Documentation

Everything you need to integrate Soto in under five minutes.

Authentication

Every API call needs a bearer API key in the Authorization header. Create keys in API Keys. Keys are shown once — save them somewhere safe.

POST /v1/embed

Returns a pooled embedding per input string (mean + max + std of chunk summaries → 576 dims). Up to 64 strings per request, up to 8,192 chars each.

curl

curl https://api.soto.dev/v1/embed \
  -H "Authorization: Bearer $SOTO_API_KEY" \
  -H "Content-Type: application/json" \
  -d '{"text": "transfer 500 to my savings account"}'

Python

import requests, os

r = requests.post(
    "https://api.soto.dev/v1/embed",
    headers={"Authorization": f"Bearer {os.environ['SOTO_API_KEY']}"},
    json={"text": ["hello world", "another doc"]},
)
print(r.json())  # {"embeddings": [[...], [...]], "dim": 576, "model": "soto-v8"}

POST /v1/classify

Top-k intent classification. Currently supports the banking77 task (77-class banking intent). More tasks coming — LoRA adapters let us add new domains without retraining the encoder.

curl

curl https://api.soto.dev/v1/classify \
  -H "Authorization: Bearer $SOTO_API_KEY" \
  -H "Content-Type: application/json" \
  -d '{"text": "transfer 500 to my savings account", "top_k": 3}'

JavaScript

const r = await fetch("https://api.soto.dev/v1/classify", {
  method: "POST",
  headers: {
    "Authorization": `Bearer ${process.env.SOTO_API_KEY}`,
    "Content-Type": "application/json",
  },
  body: JSON.stringify({ text: "my card was declined", top_k: 3 }),
});
const { results } = await r.json();
// [{label: "card_declined", score: 0.89}, ...]

GET /v1/usage

Current month's inference count and tier limit. Use this to show users their usage or stop calls before you hit your quota.
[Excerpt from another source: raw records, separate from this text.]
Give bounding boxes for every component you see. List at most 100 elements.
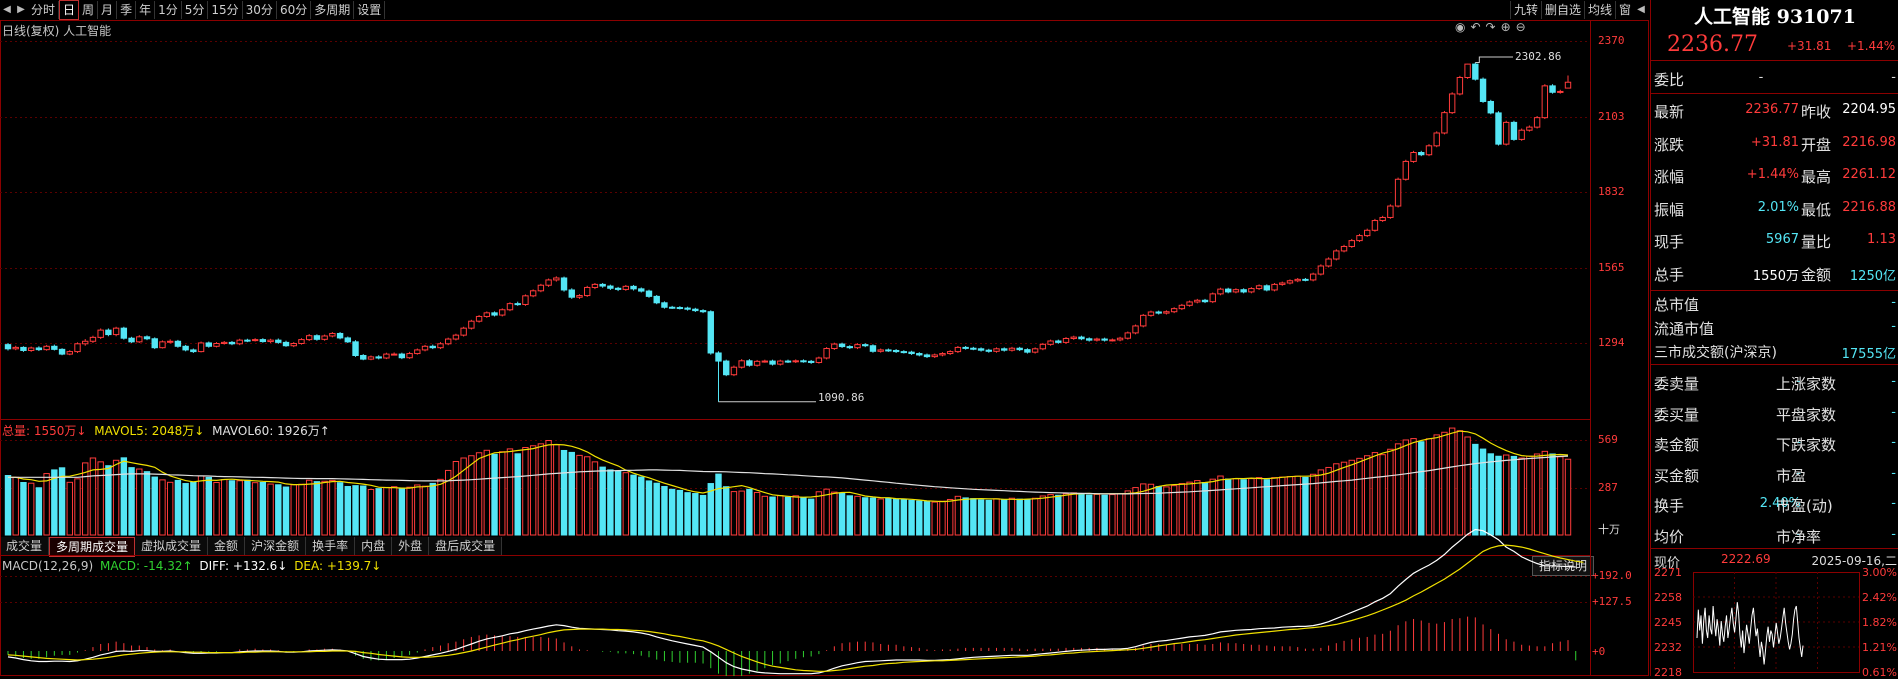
period-tab-quarter[interactable]: 季 xyxy=(117,1,137,19)
quote-row: 现手 5967 量比 1.13 xyxy=(1651,224,1898,254)
candle-body xyxy=(1464,63,1471,78)
macd-dea-label: DEA: +139.7↓ xyxy=(294,559,382,573)
ma-line-button[interactable]: 均线 xyxy=(1583,1,1615,19)
candle-body xyxy=(367,356,375,360)
candle-body xyxy=(1294,278,1301,282)
candle-body xyxy=(1024,349,1031,353)
jiuzhuan-button[interactable]: 九转 xyxy=(1509,1,1541,19)
subtab-outer[interactable]: 外盘 xyxy=(392,537,430,555)
zoom-out-icon[interactable]: ⊖ xyxy=(1515,20,1526,34)
volume-bar xyxy=(923,501,931,536)
subtab-hs-amount[interactable]: 沪深金额 xyxy=(245,537,307,555)
quote-label: 昨收 xyxy=(1801,103,1832,121)
candle-body xyxy=(1271,283,1278,291)
volume-bar xyxy=(112,459,120,536)
period-tab-year[interactable]: 年 xyxy=(136,1,156,19)
candle-body xyxy=(128,337,135,343)
candle-body xyxy=(1549,85,1556,93)
period-tab-60min[interactable]: 60分 xyxy=(277,1,312,19)
redo-icon[interactable]: ↷ xyxy=(1485,20,1496,34)
volume-bar xyxy=(120,457,128,536)
zoom-in-icon[interactable]: ⊕ xyxy=(1500,20,1511,34)
period-tab-fenshi[interactable]: 分时 xyxy=(28,1,60,19)
period-tab-30min[interactable]: 30分 xyxy=(243,1,277,19)
volume-bar xyxy=(159,479,166,536)
candle-body xyxy=(506,303,514,311)
volume-bar xyxy=(1487,453,1494,536)
volume-bar xyxy=(321,480,328,536)
quote-value: 1.13 xyxy=(1867,232,1896,247)
period-tab-week[interactable]: 周 xyxy=(79,1,99,19)
period-tab-5min[interactable]: 5分 xyxy=(182,1,209,19)
candle-body xyxy=(1224,288,1232,293)
period-tab-multi[interactable]: 多周期 xyxy=(311,1,355,19)
candle-body xyxy=(1201,299,1209,303)
volume-bar xyxy=(1109,494,1116,536)
period-tab-15min[interactable]: 15分 xyxy=(208,1,243,19)
volume-bar xyxy=(1178,483,1186,536)
candle-body xyxy=(20,346,27,351)
period-tab-day[interactable]: 日 xyxy=(59,0,80,20)
arrow-right-icon[interactable]: ▶ xyxy=(17,4,25,15)
subtab-amount[interactable]: 金额 xyxy=(208,537,246,555)
volume-bar xyxy=(290,484,297,536)
candle-body xyxy=(862,344,869,347)
quote-row: 最新 2236.77 昨收 2204.95 xyxy=(1651,94,1898,124)
candle-body xyxy=(151,338,158,349)
volume-bar xyxy=(174,479,182,536)
candle-body xyxy=(43,345,50,351)
market-label: 卖金额 xyxy=(1654,436,1700,454)
quote-label: 量比 xyxy=(1801,233,1832,251)
market-row: 委买量 - 平盘家数 - xyxy=(1651,397,1898,427)
mktcap-value: - xyxy=(1891,295,1896,310)
candle-body xyxy=(1348,240,1355,247)
arrow-left-icon[interactable]: ◀ xyxy=(3,4,11,15)
candle-body xyxy=(1155,311,1162,314)
subtab-volume[interactable]: 成交量 xyxy=(0,537,50,555)
subtab-virtual-volume[interactable]: 虚拟成交量 xyxy=(135,537,209,555)
eye-icon[interactable]: ◉ xyxy=(1455,20,1466,34)
period-tab-1min[interactable]: 1分 xyxy=(155,1,182,19)
subtab-multi-volume[interactable]: 多周期成交量 xyxy=(49,537,136,557)
volume-bar xyxy=(1402,439,1410,536)
undo-icon[interactable]: ↶ xyxy=(1470,20,1481,34)
volume-bar xyxy=(1387,448,1394,536)
candle-body xyxy=(769,360,776,365)
volume-bar xyxy=(390,486,398,536)
candle-body xyxy=(360,354,367,360)
volume-bar xyxy=(584,456,591,536)
volume-bar xyxy=(259,482,267,536)
three-market-value: 17555亿 xyxy=(1841,347,1896,362)
subtab-turnover[interactable]: 换手率 xyxy=(306,537,356,555)
candle-body xyxy=(1448,93,1456,114)
candle-body xyxy=(1178,304,1186,310)
candle-body xyxy=(375,356,382,359)
candle-body xyxy=(221,341,228,345)
vol-unit-label: 十万 xyxy=(1598,523,1620,536)
volume-bar xyxy=(1209,478,1216,536)
subtab-after-hours[interactable]: 盘后成交量 xyxy=(429,537,503,555)
candle-body xyxy=(1557,90,1564,93)
volume-bar xyxy=(514,453,521,536)
volume-bar xyxy=(699,494,707,536)
candle-body xyxy=(1456,76,1464,95)
collapse-panel-icon[interactable]: ◀ xyxy=(1637,4,1645,15)
mini-intraday-chart xyxy=(1693,572,1860,673)
candle-body xyxy=(228,341,236,345)
settings-button[interactable]: 设置 xyxy=(354,1,386,19)
window-button[interactable]: 窗 xyxy=(1614,1,1634,19)
remove-watchlist-button[interactable]: 删自选 xyxy=(1540,1,1584,19)
volume-bar xyxy=(1140,483,1147,536)
subtab-inner[interactable]: 内盘 xyxy=(355,537,393,555)
quote-label: 最新 xyxy=(1654,103,1685,121)
vol-tick-569: 569 xyxy=(1598,433,1618,446)
market-value: - xyxy=(1796,526,1801,542)
volume-bar xyxy=(753,491,761,536)
period-tab-month[interactable]: 月 xyxy=(98,1,118,19)
volume-bar xyxy=(429,482,436,536)
volume-bar xyxy=(1425,438,1433,536)
candle-body xyxy=(1140,314,1147,327)
mini-y-pct-tick: 3.00% xyxy=(1862,566,1897,579)
candle-body xyxy=(1472,63,1479,80)
candle-body xyxy=(1379,216,1386,222)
curl -H "Authorization: Bearer $SOTO_API_KEY" https://api.soto.dev/v1/usage
# {"tier":"free","month_used":238,"month_limit":10000,"remaining":9762}

Rate limits & errors

StatusMeaning
401Missing or revoked API key
400Invalid body — see details field
429Monthly quota exceeded — upgrade or wait for reset
502Inference backend unavailable — retry with backoff